Een boerenmaatschap stoot de melkveehouderij af en gaat door met de jongveehouderij. De vrijgekomen gelden investeert ze in nieuwe bedrijfsactiviteiten, bestaande uit het in lease geven van grote machines. Ze vormt daarbij een HIR. Rechtbank Breda oordeelt dat de identiteit van de onderneming zodanig is gewijzigd dat de vorming van een HIR niet is toegestaan.

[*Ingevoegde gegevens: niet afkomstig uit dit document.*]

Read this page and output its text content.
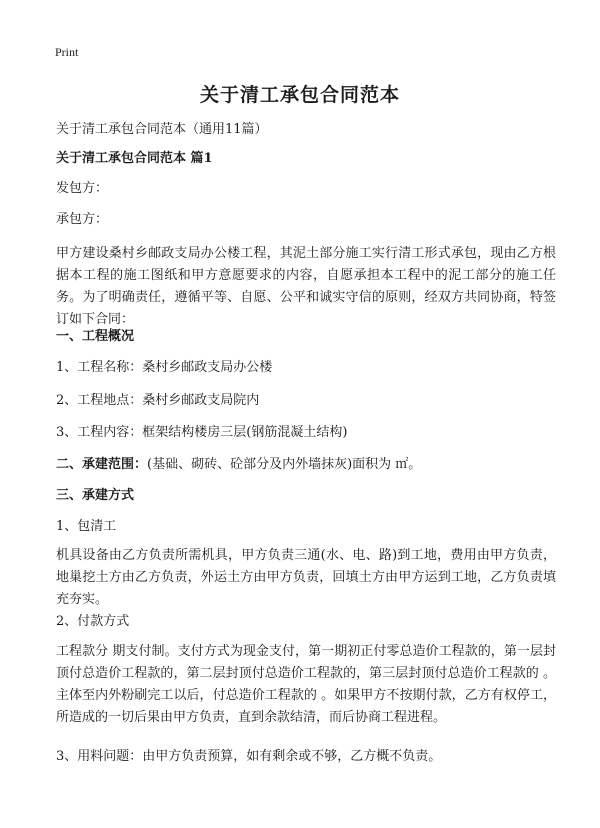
Print
关于清工承包合同范本

关于清工承包合同范本（通用11篇）

关于清工承包合同范本 篇1

发包方：

承包方：

甲方建设桑村乡邮政支局办公楼工程，其泥土部分施工实行清工形式承包，现由乙方根据本工程的施工图纸和甲方意愿要求的内容，自愿承担本工程中的泥工部分的施工任务。为了明确责任，遵循平等、自愿、公平和诚实守信的原则，经双方共同协商，特签订如下合同：

一、工程概况

1、工程名称：桑村乡邮政支局办公楼

2、工程地点：桑村乡邮政支局院内

3、工程内容：框架结构楼房三层(钢筋混凝土结构)

二、承建范围：(基础、砌砖、砼部分及内外墙抹灰)面积为 ㎡。

三、承建方式

1、包清工

机具设备由乙方负责所需机具，甲方负责三通(水、电、路)到工地，费用由甲方负责，地巢挖土方由乙方负责，外运土方由甲方负责，回填土方由甲方运到工地，乙方负责填充夯实。

2、付款方式

工程款分 期支付制。支付方式为现金支付，第一期初正付零总造价工程款的，第一层封顶付总造价工程款的，第二层封顶付总造价工程款的，第三层封顶付总造价工程款的 。主体至内外粉刷完工以后，付总造价工程款的 。如果甲方不按期付款，乙方有权停工，所造成的一切后果由甲方负责，直到余款结清，而后协商工程进程。

3、用料问题：由甲方负责预算，如有剩余或不够，乙方概不负责。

Belanghebbende, X, exploiteert met twee dochters vanaf 2003 in maatschapsverband een rundveebedrijf, bestaande uit een melkveehouderij en een jongveehouderij. In 2004 en 2005 is de melkveehouderij beëindigd. Het aantal stuks vee wordt verminderd van 60 naar 35. De weilanden worden voor zover mogelijk aangewend voor de teelt van gewassen, zoals mais. Het gehele melkquotum is verkocht en van de behaalde boekwinst is een herinvesteringsreserve (HIR) gevormd van € 387.304. In 2006 koopt de maatschap een rupsgraafmachine van € 250.000 en een hekwerk van € 1.134, waarvan zij de aanschafkosten afboekt op de HIR. Hetzelfde doet de maatschap met een in 2008 voor € 130.000 aangeschafte wheelloader. De rupsgraafmachine en de wheelloader geeft de maatschap in operational lease aan A bv. Als de inspecteur de HIR in 2006 toevoegt aan de winst, verzet X zich hiertegen.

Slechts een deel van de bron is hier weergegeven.